Üretimini Çin’e teslim eden birinci bilgisayar şirketi Apple değil. Cook, şirkete operasyon müdürü atandığı 1998 yılında, HP ve Compaq esasen Çin’deydi. Apple’ın farkı, fırsatları en düzgün formda değerlendirmesiydi. Eserleri özel tasarım olmayan modülleri birleştirip üreteceğine, özel kesimler tasarladı ve üretti.

2007 yılı tedarik zinciri listesine bakarsanız, P&G, Toyota ve Walmart’ın, Apple’ın iki katı olduğunu görürsünüz. Fakat envanter tedavül suratına bakarsanız, fark edersiniz ki, Apple kendi ligini çoktan oluşturmuştu. Zira Cook, stoktaki malları “asıl bela” olarak görüyordu. Ona nazaran, elektronik eşyalar da süt eserleri üzereydi, rafta durdukça bozulurdu! Sonuçlar da onu haklı çıkarıyordu… Apple’ın artık Nokia’dan 2.5 kat, Coca-Cola’dan da 12 kat daha yeterli envanter dönüşü vardı.

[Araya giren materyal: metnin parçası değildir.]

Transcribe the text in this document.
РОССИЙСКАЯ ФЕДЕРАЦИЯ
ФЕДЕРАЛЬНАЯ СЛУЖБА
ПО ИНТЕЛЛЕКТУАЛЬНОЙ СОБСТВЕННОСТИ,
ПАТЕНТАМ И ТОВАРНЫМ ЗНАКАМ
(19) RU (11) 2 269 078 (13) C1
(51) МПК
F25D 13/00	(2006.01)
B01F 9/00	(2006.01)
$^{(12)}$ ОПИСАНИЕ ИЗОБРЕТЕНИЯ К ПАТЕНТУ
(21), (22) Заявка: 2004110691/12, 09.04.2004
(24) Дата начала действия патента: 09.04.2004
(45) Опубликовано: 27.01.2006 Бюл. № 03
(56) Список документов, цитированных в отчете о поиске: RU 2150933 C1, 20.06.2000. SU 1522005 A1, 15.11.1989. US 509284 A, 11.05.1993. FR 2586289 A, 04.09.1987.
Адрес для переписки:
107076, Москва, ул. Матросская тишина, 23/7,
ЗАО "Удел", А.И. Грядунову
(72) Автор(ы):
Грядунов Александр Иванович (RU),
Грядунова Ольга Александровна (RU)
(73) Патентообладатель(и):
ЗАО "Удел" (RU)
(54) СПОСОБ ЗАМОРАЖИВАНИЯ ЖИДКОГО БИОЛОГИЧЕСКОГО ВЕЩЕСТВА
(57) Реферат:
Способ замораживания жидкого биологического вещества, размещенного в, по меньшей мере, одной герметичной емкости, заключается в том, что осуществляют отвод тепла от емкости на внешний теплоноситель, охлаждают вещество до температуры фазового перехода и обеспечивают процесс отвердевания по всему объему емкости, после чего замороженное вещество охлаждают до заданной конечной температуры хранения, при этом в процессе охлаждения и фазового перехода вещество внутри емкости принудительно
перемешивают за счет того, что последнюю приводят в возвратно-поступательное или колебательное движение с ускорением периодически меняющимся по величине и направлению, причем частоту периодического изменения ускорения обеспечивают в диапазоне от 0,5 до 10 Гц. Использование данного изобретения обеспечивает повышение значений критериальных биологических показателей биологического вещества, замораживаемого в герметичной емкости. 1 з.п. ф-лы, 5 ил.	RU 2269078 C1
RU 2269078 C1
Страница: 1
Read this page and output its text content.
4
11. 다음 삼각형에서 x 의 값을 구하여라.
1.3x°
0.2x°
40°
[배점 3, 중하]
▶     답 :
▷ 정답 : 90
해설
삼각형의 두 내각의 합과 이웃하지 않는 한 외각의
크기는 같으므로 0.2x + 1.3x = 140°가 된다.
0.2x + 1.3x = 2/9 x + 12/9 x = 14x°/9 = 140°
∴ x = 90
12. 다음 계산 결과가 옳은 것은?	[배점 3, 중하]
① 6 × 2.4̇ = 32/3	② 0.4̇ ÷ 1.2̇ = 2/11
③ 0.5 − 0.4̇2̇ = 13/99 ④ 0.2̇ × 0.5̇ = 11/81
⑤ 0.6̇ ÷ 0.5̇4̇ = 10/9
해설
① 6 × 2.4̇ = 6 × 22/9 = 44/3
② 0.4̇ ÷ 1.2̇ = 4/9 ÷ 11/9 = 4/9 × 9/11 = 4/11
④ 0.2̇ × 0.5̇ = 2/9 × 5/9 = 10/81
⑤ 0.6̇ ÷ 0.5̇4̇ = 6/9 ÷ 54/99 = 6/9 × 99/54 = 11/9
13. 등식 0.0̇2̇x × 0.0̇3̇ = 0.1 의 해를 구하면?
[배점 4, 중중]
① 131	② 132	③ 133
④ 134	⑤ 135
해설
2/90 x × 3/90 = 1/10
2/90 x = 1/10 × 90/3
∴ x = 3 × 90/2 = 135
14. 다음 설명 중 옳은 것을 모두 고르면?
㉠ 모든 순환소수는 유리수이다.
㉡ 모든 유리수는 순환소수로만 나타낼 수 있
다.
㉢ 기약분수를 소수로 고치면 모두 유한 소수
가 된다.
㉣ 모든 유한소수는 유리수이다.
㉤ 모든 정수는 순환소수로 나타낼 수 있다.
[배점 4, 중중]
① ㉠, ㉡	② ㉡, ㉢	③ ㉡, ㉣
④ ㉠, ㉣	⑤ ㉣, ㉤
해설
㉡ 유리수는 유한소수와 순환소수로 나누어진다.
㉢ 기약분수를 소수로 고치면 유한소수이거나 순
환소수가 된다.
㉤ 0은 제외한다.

En büyük alternatifler Hindistan, Vietnam

Apple, 2008 yılında “yekpare,” yani çok modülden oluşan değil, tek kesim olan dizüstü bilgisayar MacBook Pro’yu üretti. Bunu yaparken, tanesi binlerce dolar olan CNC aygıtlarını kullandılar. Üç eski Apple çalışanının anlattığına nazaran şirket, Steve Jobs’un “notebook üretiminde yeni yol bulduk” dediği seri üretim için tam 10 bin CNC aygıtı satın aldı.

Üç çalışandan biri bakın ne diyor: “O periyot dünyada bu kadar CNC aygıtı yoktu. 2009 prestijiyle katlanarak büyüdük. Günde 10 bin kesim üretmeyle başladık. Sonra 100 bin… Sonra 500 bin… Sonra 1 milyon. Anlayacağınız üzere, para konu bahis değildi.”

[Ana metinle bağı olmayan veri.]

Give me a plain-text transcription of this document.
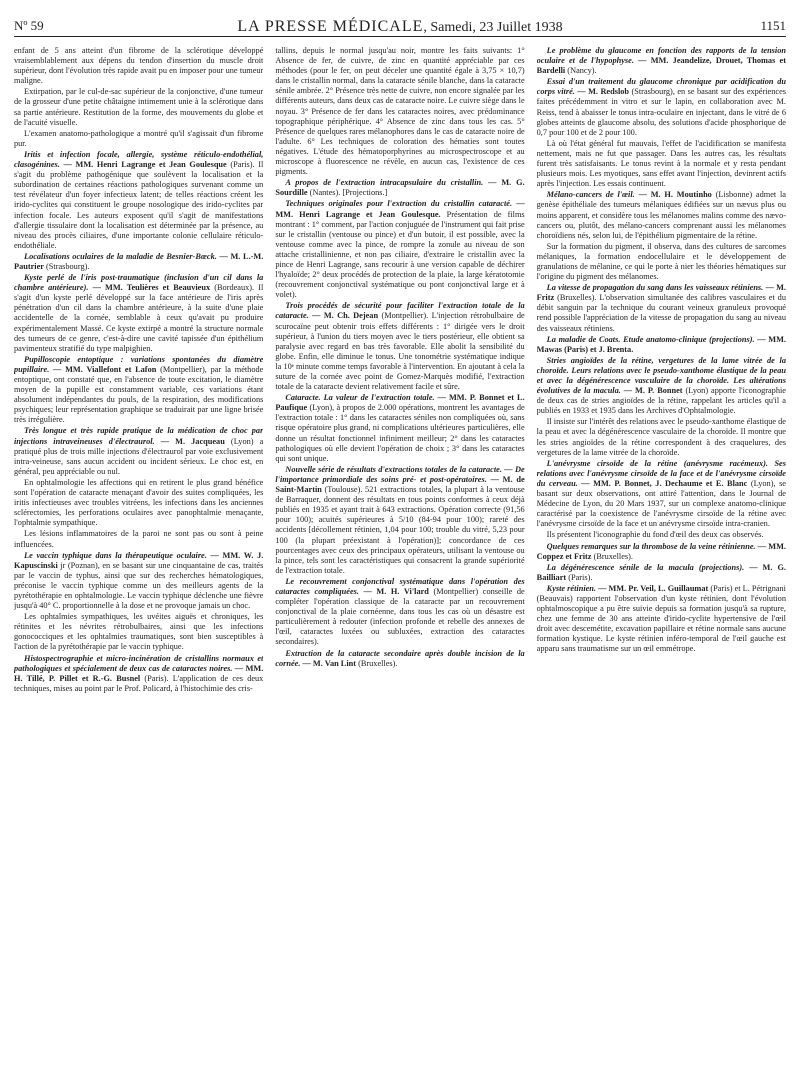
Nº 59	LA PRESSE MÉDICALE, Samedi, 23 Juillet 1938	1151

enfant de 5 ans atteint d'un fibrome de la sclérotique développé vraisemblablement aux dépens du tendon d'insertion du muscle droit supérieur, dont l'évolution très rapide avait pu en imposer pour une tumeur maligne.

Extirpation, par le cul-de-sac supérieur de la conjonctive, d'une tumeur de la grosseur d'une petite châtaigne intimement unie à la sclérotique dans sa partie antérieure. Restitution de la forme, des mouvements du globe et de l'acuité visuelle.

L'examen anatomo-pathologique a montré qu'il s'agissait d'un fibrome pur.

Iritis et infection focale, allergie, système réticulo-endothélial, clasogénines. — MM. Henri Lagrange et Jean Goulesque (Paris). Il s'agit du problème pathogénique que soulèvent la localisation et la subordination de certaines réactions pathologiques survenant comme un test révélateur d'un foyer infectieux latent; de telles réactions créent les irido-cyclites qui constituent le groupe nosologique des irido-cyclites par infection focale. Les auteurs exposent qu'il s'agit de manifestations d'allergie tissulaire dont la localisation est déterminée par la présence, au niveau des procès ciliaires, d'une importante colonie cellulaire réticulo-endothéliale.

Localisations oculaires de la maladie de Besnier-Bœck. — M. L.-M. Pautrier (Strasbourg).

Kyste perlé de l'iris post-traumatique (inclusion d'un cil dans la chambre antérieure). — MM. Teulières et Beauvieux (Bordeaux). Il s'agit d'un kyste perlé développé sur la face antérieure de l'iris après pénétration d'un cil dans la chambre antérieure, à la suite d'une plaie accidentelle de la cornée, semblable à ceux qu'avait pu produire expérimentalement Massé. Ce kyste extirpé a montré la structure normale des tumeurs de ce genre, c'est-à-dire une cavité tapissée d'un épithélium pavimenteux stratifié du type malpighien.

Pupilloscopie entoptique : variations spontanées du diamètre pupillaire. — MM. Viallefont et Lafon (Montpellier), par la méthode entoptique, ont constaté que, en l'absence de toute excitation, le diamètre moyen de la pupille est constamment variable, ces variations étant absolument indépendantes du pouls, de la respiration, des modifications psychiques; leur représentation graphique se traduirait par une ligne brisée très irrégulière.

Très longue et très rapide pratique de la médication de choc par injections intraveineuses d'électraurol. — M. Jacqueau (Lyon) a pratiqué plus de trois mille injections d'électraurol par voie exclusivement intra-veineuse, sans aucun accident ou incident sérieux. Le choc est, en général, peu appréciable ou nul.

En ophtalmologie les affections qui en retirent le plus grand bénéfice sont l'opération de cataracte menaçant d'avoir des suites compliquées, les iritis infectieuses avec troubles vitréens, les infections dans les anciennes sclérectomies, les perforations oculaires avec panophtalmie menaçante, l'ophtalmie sympathique.

Les lésions inflammatoires de la paroi ne sont pas ou sont à peine influencées.

Le vaccin typhique dans la thérapeutique oculaire. — MM. W. J. Kapuscinski jr (Poznan), en se basant sur une cinquantaine de cas, traités par le vaccin de typhus, ainsi que sur des recherches hématologiques, préconise le vaccin typhique comme un des meilleurs agents de la pyrétothérapie en ophtalmologie. Le vaccin typhique déclenche une fièvre jusqu'à 40° C. proportionnelle à la dose et ne provoque jamais un choc.

Les ophtalmies sympathiques, les uvéites aiguës et chroniques, les rétinites et les névrites rétrobulbaires, ainsi que les infections gonococciques et les ophtalmies traumatiques, sont bien susceptibles à l'action de la pyrétothérapie par le vaccin typhique.

Histospectrographie et micro-incinération de cristallins normaux et pathologiques et spécialement de deux cas de cataractes noires. — MM. H. Tillé, P. Pillet et R.-G. Busnel (Paris). L'application de ces deux techniques, mises au point par le Prof. Policard, à l'histochimie des cris-

tallins, depuis le normal jusqu'au noir, montre les faits suivants: 1° Absence de fer, de cuivre, de zinc en quantité appréciable par ces méthodes (pour le fer, on peut déceler une quantité égale à 3,75 × 10,7) dans le cristallin normal, dans la cataracte sénile blanche, dans la cataracte sénile ambrée. 2° Présence très nette de cuivre, non encore signalée par les différents auteurs, dans deux cas de cataracte noire. Le cuivre siège dans le noyau. 3° Présence de fer dans les cataractes noires, avec prédominance topographique périphérique. 4° Absence de zinc dans tous les cas. 5° Présence de quelques rares mélanophores dans le cas de cataracte noire de l'adulte. 6° Les techniques de coloration des hématies sont toutes négatives. L'étude des hématoporphyrines au microspectroscope et au microscope à fluorescence ne révèle, en aucun cas, l'existence de ces pigments.

A propos de l'extraction intracapsulaire du cristallin. — M. G. Sourdille (Nantes). [Projections.]

Techniques originales pour l'extraction du cristallin cataracté. — MM. Henri Lagrange et Jean Goulesque. Présentation de films montrant : 1° comment, par l'action conjuguée de l'instrument qui fait prise sur le cristallin (ventouse ou pince) et d'un butoir, il est possible, avec la ventouse comme avec la pince, de rompre la zonule au niveau de son attache cristallinienne, et non pas ciliaire, d'extraire le cristallin avec la pince de Henri Lagrange, sans recourir à une version capable de déchirer l'hyaloïde; 2° deux procédés de protection de la plaie, la large kératotomie (recouvrement conjonctival systématique ou pont conjonctival large et à volet).

Trois procédés de sécurité pour faciliter l'extraction totale de la cataracte. — M. Ch. Dejean (Montpellier). L'injection rétrobulbaire de scurocaïne peut obtenir trois effets différents : 1° dirigée vers le droit supérieur, à l'union du tiers moyen avec le tiers postérieur, elle obtient sa paralysie avec regard en bas très favorable. Elle abolit la sensibilité du globe. Enfin, elle diminue le tonus. Une tonométrie systématique indique la 10ᵉ minute comme temps favorable à l'intervention. En ajoutant à cela la suture de la cornée avec point de Gomez-Marquès modifié, l'extraction totale de la cataracte devient relativement facile et sûre.

Cataracte. La valeur de l'extraction totale. — MM. P. Bonnet et L. Paufique (Lyon), à propos de 2.000 opérations, montrent les avantages de l'extraction totale : 1° dans les cataractes séniles non compliquées où, sans risque opératoire plus grand, ni complications ultérieures particulières, elle donne un résultat fonctionnel infiniment meilleur; 2° dans les cataractes pathologiques où elle devient l'opération de choix ; 3° dans les cataractes qui sont unique.

Nouvelle série de résultats d'extractions totales de la cataracte. — De l'importance primordiale des soins pré- et post-opératoires. — M. de Saint-Martin (Toulouse). 521 extractions totales, la plupart à la ventouse de Barraquer, donnent des résultats en tous points conformes à ceux déjà publiés en 1935 et ayant trait à 643 extractions. Opération correcte (91,56 pour 100); acuités supérieures à 5/10 (84-94 pour 100); rareté des accidents [décollement rétinien, 1,04 pour 100; trouble du vitré, 5,23 pour 100 (la plupart préexistant à l'opération)]; concordance de ces pourcentages avec ceux des principaux opérateurs, utilisant la ventouse ou la pince, tels sont les caractéristiques qui consacrent la grande supériorité de l'extraction totale.

Le recouvrement conjonctival systématique dans l'opération des cataractes compliquées. — M. H. Vi'lard (Montpellier) conseille de compléter l'opération classique de la cataracte par un recouvrement conjonctival de la plaie cornéenne, dans tous les cas où un désastre est particulièrement à redouter (infection profonde et rebelle des annexes de l'œil, cataractes luxées ou subluxées, extraction des cataractes secondaires).

Extraction de la cataracte secondaire après double incision de la cornée. — M. Van Lint (Bruxelles).

Le problème du glaucome en fonction des rapports de la tension oculaire et de l'hypophyse. — MM. Jeandelize, Drouet, Thomas et Bardelli (Nancy).

Essai d'un traitement du glaucome chronique par acidification du corps vitré. — M. Redslob (Strasbourg), en se basant sur des expériences faites précédemment in vitro et sur le lapin, en collaboration avec M. Reiss, tend à abaisser le tonus intra-oculaire en injectant, dans le vitré de 6 globes atteints de glaucome absolu, des solutions d'acide phosphorique de 0,7 pour 100 et de 2 pour 100.

Là où l'état général fut mauvais, l'effet de l'acidification se manifesta nettement, mais ne fut que passager. Dans les autres cas, les résultats furent très satisfaisants. Le tonus revint à la normale et y resta pendant plusieurs mois. Les myotiques, sans effet avant l'injection, devinrent actifs après l'injection. Les essais continuent.

Mélano-cancers de l'œil. — M. H. Moutinho (Lisbonne) admet la genèse épithéliale des tumeurs mélaniques édifiées sur un nævus plus ou moins apparent, et considère tous les mélanomes malins comme des nævo-cancers ou, plutôt, des mélano-cancers comprenant aussi les mélanomes choroïdiens nés, selon lui, de l'épithélium pigmentaire de la rétine.

Sur la formation du pigment, il observa, dans des cultures de sarcomes mélaniques, la formation endocellulaire et le développement de granulations de mélanine, ce qui le porte à nier les théories hématiques sur l'origine du pigment des mélanomes.

La vitesse de propagation du sang dans les vaisseaux rétiniens. — M. Fritz (Bruxelles). L'observation simultanée des calibres vasculaires et du débit sanguin par la technique du courant veineux granuleux provoqué rend possible l'appréciation de la vitesse de propagation du sang au niveau des vaisseaux rétiniens.

La maladie de Coats. Etude anatomo-clinique (projections). — MM. Mawas (Paris) et J. Brenta.

Stries angioïdes de la rétine, vergetures de la lame vitrée de la choroïde. Leurs relations avec le pseudo-xanthome élastique de la peau et avec la dégénérescence vasculaire de la choroïde. Les altérations évolutives de la macula. — M. P. Bonnet (Lyon) apporte l'iconographie de deux cas de stries angioïdes de la rétine, rappelant les articles qu'il a publiés en 1933 et 1935 dans les Archives d'Ophtalmologie.

Il insiste sur l'intérêt des relations avec le pseudo-xanthome élastique de la peau et avec la dégénérescence vasculaire de la choroïde. Il montre que les stries angioïdes de la rétine correspondent à des craquelures, des vergetures de la lame vitrée de la choroïde.

L'anévrysme cirsoïde de la rétine (anévrysme racémeux). Ses relations avec l'anévrysme cirsoïde de la face et de l'anévrysme cirsoïde du cerveau. — MM. P. Bonnet, J. Dechaume et E. Blanc (Lyon), se basant sur deux observations, ont attiré l'attention, dans le Journal de Médecine de Lyon, du 20 Mars 1937, sur un complexe anatomo-clinique caractérisé par la coexistence de l'anévrysme cirsoïde de la rétine avec l'anévrysme cirsoïde de la face et un anévrysme cirsoïde intra-cranien.

Ils présentent l'iconographie du fond d'œil des deux cas observés.

Quelques remarques sur la thrombose de la veine rétinienne. — MM. Coppez et Fritz (Bruxelles).

La dégénérescence sénile de la macula (projections). — M. G. Bailliart (Paris).

Kyste rétinien. — MM. Pr. Veil, L. Guillaumat (Paris) et L. Pétrignani (Beauvais) rapportent l'observation d'un kyste rétinien, dont l'évolution ophtalmoscopique a pu être suivie depuis sa formation jusqu'à sa rupture, chez une femme de 30 ans atteinte d'irido-cyclite hypertensive de l'œil droit avec descemétite, excavation papillaire et rétine normale sans aucune formation kystique. Le kyste rétinien inféro-temporal de l'œil gauche est apparu sans traumatisme sur un œil emmétrope.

Bloomberg’e nazaran, Çin bugün akıllı telefon imalat pazarının yüzde 70’ine sahip. 2021’de ülkedeki ISO 9001 evraklı tedarikçi şirket sayısı 426 bin 716’ydı. Farkı daha düzgün anlamak şunu söylemek gerekir: ISO 9001’li şirket sayısı Hindistan’da 36 bin 505, ABD’de 25 bin 561’di. Bu sistem de küresel iktisadın tekrar şekillenmesini sağladı.

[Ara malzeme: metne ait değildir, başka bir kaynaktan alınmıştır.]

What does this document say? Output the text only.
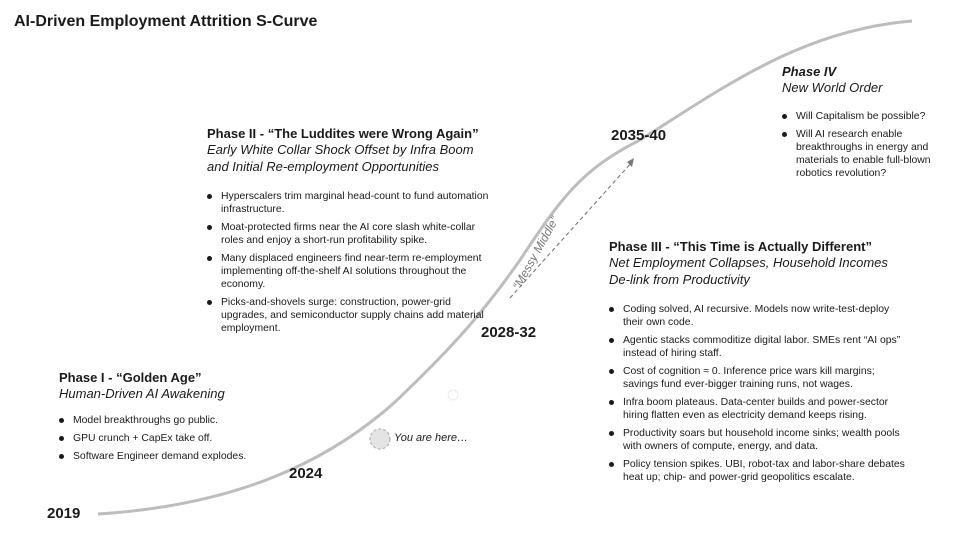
AI-Driven Employment Attrition S-Curve
“Messy Middle”
You are here…
2019
2024
2028-32
2035-40
Phase I - “Golden Age”
Human-Driven AI Awakening
Model breakthroughs go public.
GPU crunch + CapEx take off.
Software Engineer demand explodes.
Phase II - “The Luddites were Wrong Again”
Early White Collar Shock Offset by Infra Boom
and Initial Re-employment Opportunities
Hyperscalers trim marginal head-count to fund automation infrastructure.
Moat-protected firms near the AI core slash white-collar roles and enjoy a short-run profitability spike.
Many displaced engineers find near-term re-employment implementing off-the-shelf AI solutions throughout the economy.
Picks-and-shovels surge: construction, power-grid upgrades, and semiconductor supply chains add material employment.
Phase III - “This Time is Actually Different”
Net Employment Collapses, Household Incomes
De-link from Productivity
Coding solved, AI recursive. Models now write-test-deploy their own code.
Agentic stacks commoditize digital labor. SMEs rent “AI ops” instead of hiring staff.
Cost of cognition ≈ 0. Inference price wars kill margins; savings fund ever-bigger training runs, not wages.
Infra boom plateaus. Data-center builds and power-sector hiring flatten even as electricity demand keeps rising.
Productivity soars but household income sinks; wealth pools with owners of compute, energy, and data.
Policy tension spikes. UBI, robot-tax and labor-share debates heat up; chip- and power-grid geopolitics escalate.
Phase IV
New World Order
Will Capitalism be possible?
Will AI research enable breakthroughs in energy and materials to enable full-blown robotics revolution?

Apple, bugün Çin’de 14 bin bireye istihdam sağlıyor. Pekala, Çin’e yeni rakip çıkabilir mi? Bu ülke, İngilizce konuşulan ve Çin üzere jeopolitik riskler içermeyen Hindistan olabilir. Çin’e göre fiyatların yarı yarıya olduğu Vietnam da bir başka alternatif.

Bloomberg analisti Woo-Jin Ho’ya nazaran Apple, üretiminin yüzde 10’unu, tahminen de 20’sini 2030 yılı üzere Çin dışına taşıyabilir. Ho, Apple-Çin bağıyla ilgili şu özeti yaptı: “Çin’deki akıllı telefon merkezlerinin sağladığı ortama bakar mısınız? Onların sunduğunun birebirini kim verecek, ben de bilmiyorum.”